Leading up to July 20th was a whirlwind of emotion, but it wasn't all bad.  God revealed Himself to me time and time again.  Despite being terrible at budgeting and not having a job the last month and a half that I was in Texas, I had enough money to make the trip from North Carolina to Texas happen.  My family and friends were such a blessing to me.  Everyone was overly generous; opening their homes to me when I didn't have a place to sleep, feeding me, letting me dog, house and baby sit, and encouraging me when my doubts crept in!

So do not fear, for I am with you;
do not be dismayed, for I am your God.
I will strengthen you and help you;
I will uphold you with my righteous right hand.
Isaiah 41:10

A friend of mine recently told me that God is in the details.  The moments that I silenced my fears and doubts were the moments that I had the opportunity to see God in the details of my life.  He was truly moving in every area of my life.

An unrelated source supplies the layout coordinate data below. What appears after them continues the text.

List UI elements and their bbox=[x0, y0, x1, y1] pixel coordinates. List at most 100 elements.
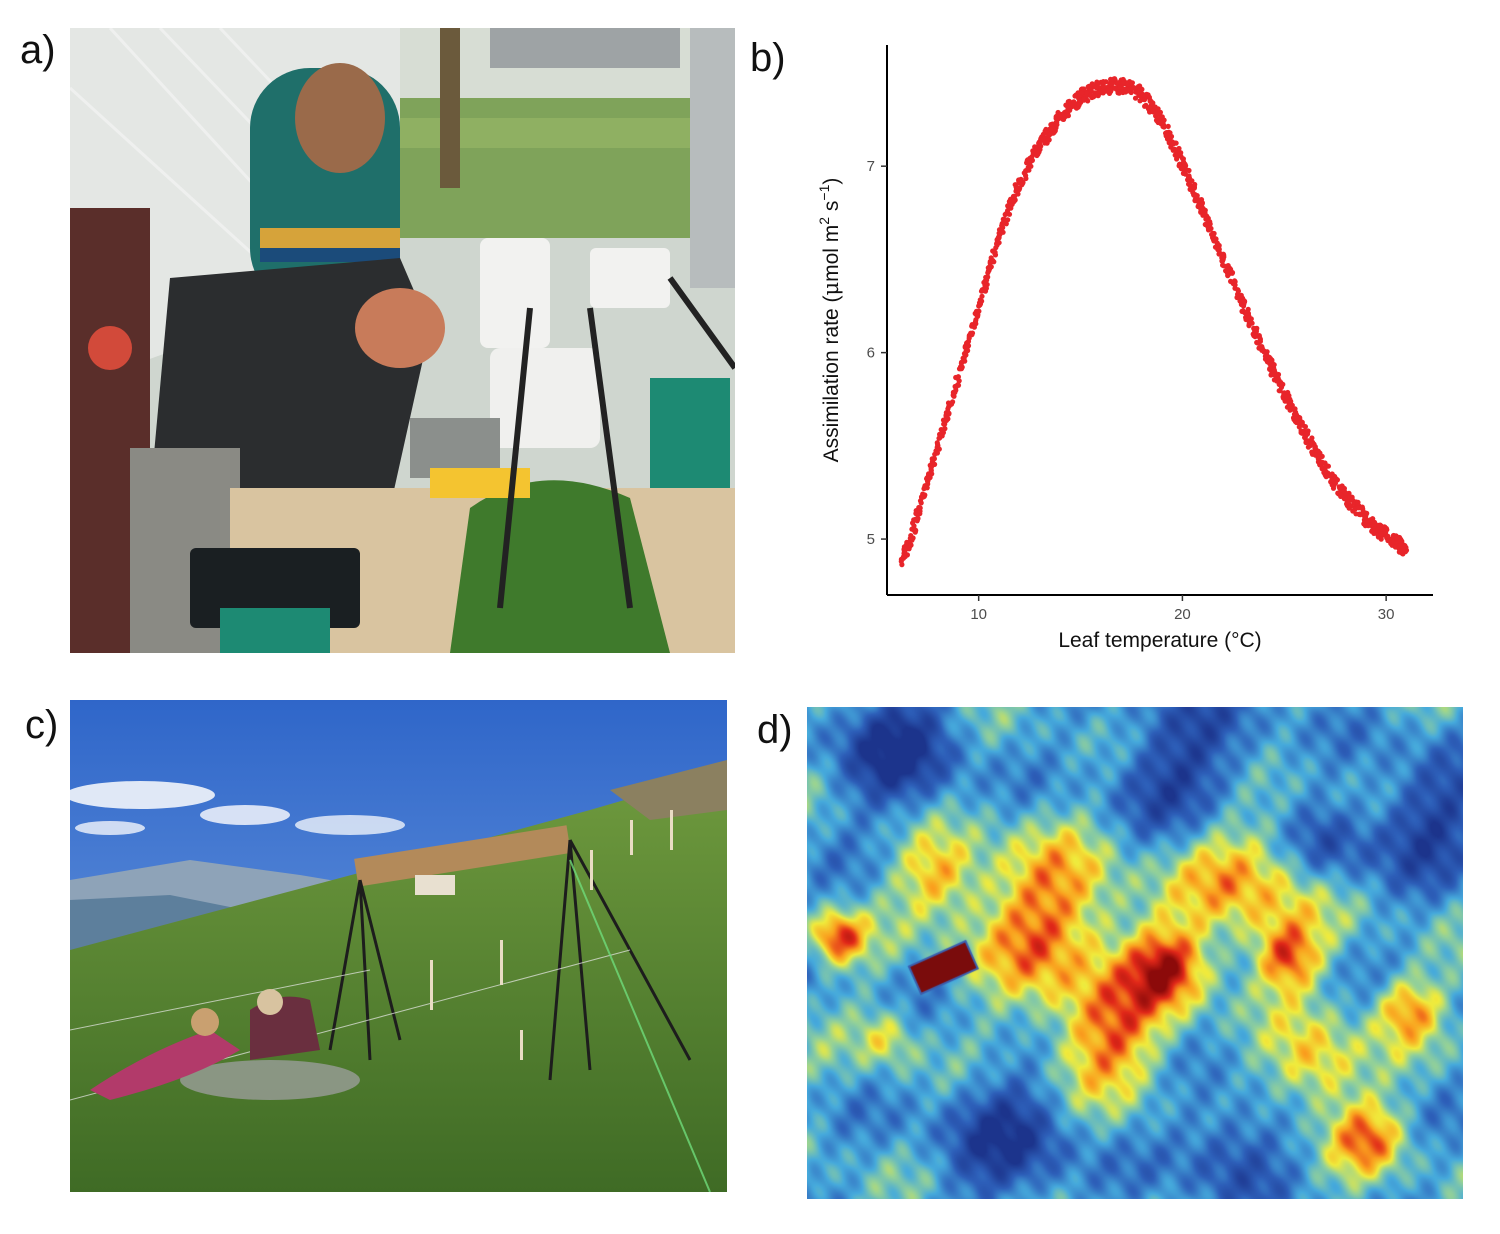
data-point bbox=[958, 364, 964, 370]
data-point bbox=[1212, 244, 1219, 250]
greenhouse-measurement-photo-icon bbox=[70, 28, 735, 653]
data-point bbox=[1211, 230, 1217, 237]
data-point bbox=[972, 319, 979, 325]
data-point bbox=[1120, 79, 1126, 85]
data-point bbox=[934, 440, 940, 446]
data-point bbox=[1377, 522, 1383, 528]
data-point bbox=[1385, 533, 1391, 539]
data-point bbox=[1397, 548, 1403, 555]
data-point bbox=[1180, 156, 1186, 162]
data-point bbox=[1267, 365, 1273, 371]
data-point bbox=[1155, 119, 1161, 126]
data-point bbox=[1262, 353, 1268, 359]
panel-label-b: b) bbox=[750, 36, 786, 80]
data-point bbox=[996, 230, 1002, 236]
data-point bbox=[1142, 103, 1148, 109]
data-point bbox=[907, 535, 913, 541]
data-point bbox=[1322, 468, 1328, 475]
data-point bbox=[908, 542, 914, 548]
data-point bbox=[1309, 435, 1315, 441]
data-point bbox=[1365, 523, 1371, 529]
data-point bbox=[958, 359, 965, 365]
data-point bbox=[910, 520, 916, 526]
data-point bbox=[1008, 205, 1014, 211]
panel-label-a: a) bbox=[20, 28, 56, 72]
data-point bbox=[978, 288, 985, 294]
data-point bbox=[1001, 218, 1007, 225]
data-point bbox=[1338, 492, 1344, 498]
data-point bbox=[994, 242, 1000, 248]
data-point bbox=[1221, 263, 1227, 269]
data-point bbox=[1213, 238, 1219, 244]
data-point bbox=[1207, 221, 1213, 227]
data-point bbox=[1252, 334, 1258, 340]
scatter-chart-panel-b: 10 20 30 5 6 7 Leaf temperature (°C) Assimila… bbox=[770, 20, 1470, 670]
data-point bbox=[1244, 310, 1250, 316]
data-point bbox=[1081, 97, 1087, 103]
data-point bbox=[1177, 150, 1183, 157]
data-point bbox=[1383, 525, 1389, 532]
data-point bbox=[1243, 316, 1249, 323]
data-point bbox=[983, 285, 989, 291]
data-point bbox=[1235, 288, 1241, 294]
data-point bbox=[1248, 319, 1254, 325]
data-point bbox=[999, 223, 1005, 229]
data-point bbox=[1345, 499, 1351, 505]
data-point bbox=[1252, 327, 1258, 333]
data-point bbox=[1155, 111, 1161, 117]
data-point bbox=[1367, 517, 1373, 523]
data-point bbox=[937, 433, 943, 439]
data-point bbox=[1232, 282, 1238, 288]
data-point bbox=[1329, 471, 1335, 477]
chart-svg: 10 20 30 5 6 7 Leaf temperature (°C) Assimila… bbox=[816, 45, 1433, 652]
y-tick-label: 6 bbox=[867, 345, 875, 362]
data-point bbox=[977, 302, 983, 308]
data-point bbox=[1187, 186, 1193, 192]
data-point bbox=[951, 393, 957, 399]
data-point bbox=[1278, 384, 1285, 390]
y-axis-title-sup2: −1 bbox=[816, 184, 832, 200]
data-point bbox=[1117, 84, 1123, 90]
data-point bbox=[1397, 543, 1403, 549]
data-point bbox=[1302, 424, 1308, 430]
data-point bbox=[1028, 163, 1034, 169]
data-point bbox=[979, 293, 985, 299]
x-axis-title: Leaf temperature (°C) bbox=[1058, 629, 1261, 652]
thermal-image-panel-d bbox=[807, 707, 1463, 1199]
data-point bbox=[1232, 278, 1238, 284]
data-point bbox=[1170, 141, 1176, 147]
data-point bbox=[953, 385, 959, 391]
data-point bbox=[1266, 354, 1272, 360]
data-point bbox=[1137, 83, 1143, 89]
data-point bbox=[966, 335, 972, 341]
data-point bbox=[1062, 113, 1068, 120]
data-point bbox=[1083, 89, 1090, 96]
data-point bbox=[1088, 87, 1094, 93]
data-point bbox=[1076, 102, 1082, 108]
photo-panel-a bbox=[70, 28, 735, 653]
y-tick-label: 5 bbox=[867, 531, 875, 548]
data-point bbox=[1221, 254, 1227, 260]
data-point bbox=[1132, 95, 1139, 101]
data-point bbox=[955, 374, 961, 380]
data-point bbox=[1284, 404, 1290, 410]
data-point bbox=[1224, 267, 1230, 273]
data-point bbox=[929, 456, 935, 462]
data-point bbox=[1038, 143, 1044, 149]
data-point bbox=[946, 410, 952, 416]
data-point bbox=[976, 308, 982, 314]
data-point bbox=[1273, 376, 1279, 382]
data-point bbox=[1271, 362, 1277, 368]
data-point bbox=[1242, 298, 1248, 304]
data-point bbox=[1347, 494, 1353, 500]
data-point bbox=[916, 504, 922, 511]
data-point bbox=[1385, 537, 1391, 544]
data-point bbox=[1202, 211, 1208, 217]
data-point bbox=[1191, 184, 1197, 190]
data-point bbox=[1303, 433, 1309, 439]
data-point bbox=[1333, 476, 1339, 482]
data-point bbox=[1109, 81, 1115, 87]
data-point bbox=[913, 527, 919, 534]
data-point bbox=[1100, 84, 1106, 90]
y-axis-title-main: Assimilation rate ( bbox=[820, 296, 843, 463]
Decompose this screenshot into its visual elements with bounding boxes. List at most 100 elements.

Today, I've linked up with the following wonderful blogs!
Wise-Woman-Builds

Monday, August 5, 2013

M.I.A No More!

I've been on quite a crazy ride over the last few months.  I haven't been so great at keeping you in the loop, so let me give you a quick run down.

Last summer, I began looking at seminary's.  Grad school had been on my mind for years.  It was one of those unattainable dreams that you have as a kid.  Until, one day... it became attainable.  I was entering my senior year of college and grad school seemed like the most logical next step.  Sometime around November, I began dedicating time to looking into schools. 

The long version of this can be found on my Why Texas post.  But just in case a quick re-cap is all you are looking for, here ya go...

In November, God said that I should go to this seminary in Fort Worth, Texas. I kind of thought that He was crazy, and gave Him three reasons I couldn't do it.  He quickly squashed all of my reasons and I began to consider SWBTS as an option.  In January, I spent a day with my best friend.  She really challenged me.  And, on my drive home, I committed to following God's lead.  In March, I applied to Southwestern and I was accepted in April.  In May, I told my parents and in June, I told the world.  Finally, in July... I packed up all of my stuff in a Penske truck and drove over 1,000 miles from North Carolina to Texas!

That's where we pick up!!  On social media, I so aptly named this journey #NCtoTX.  This week, I'll be blogging about all things #NCtoTX... the emotions leading up to the journey, the three day journey and where my head and heart are now.  It's going to be a great week!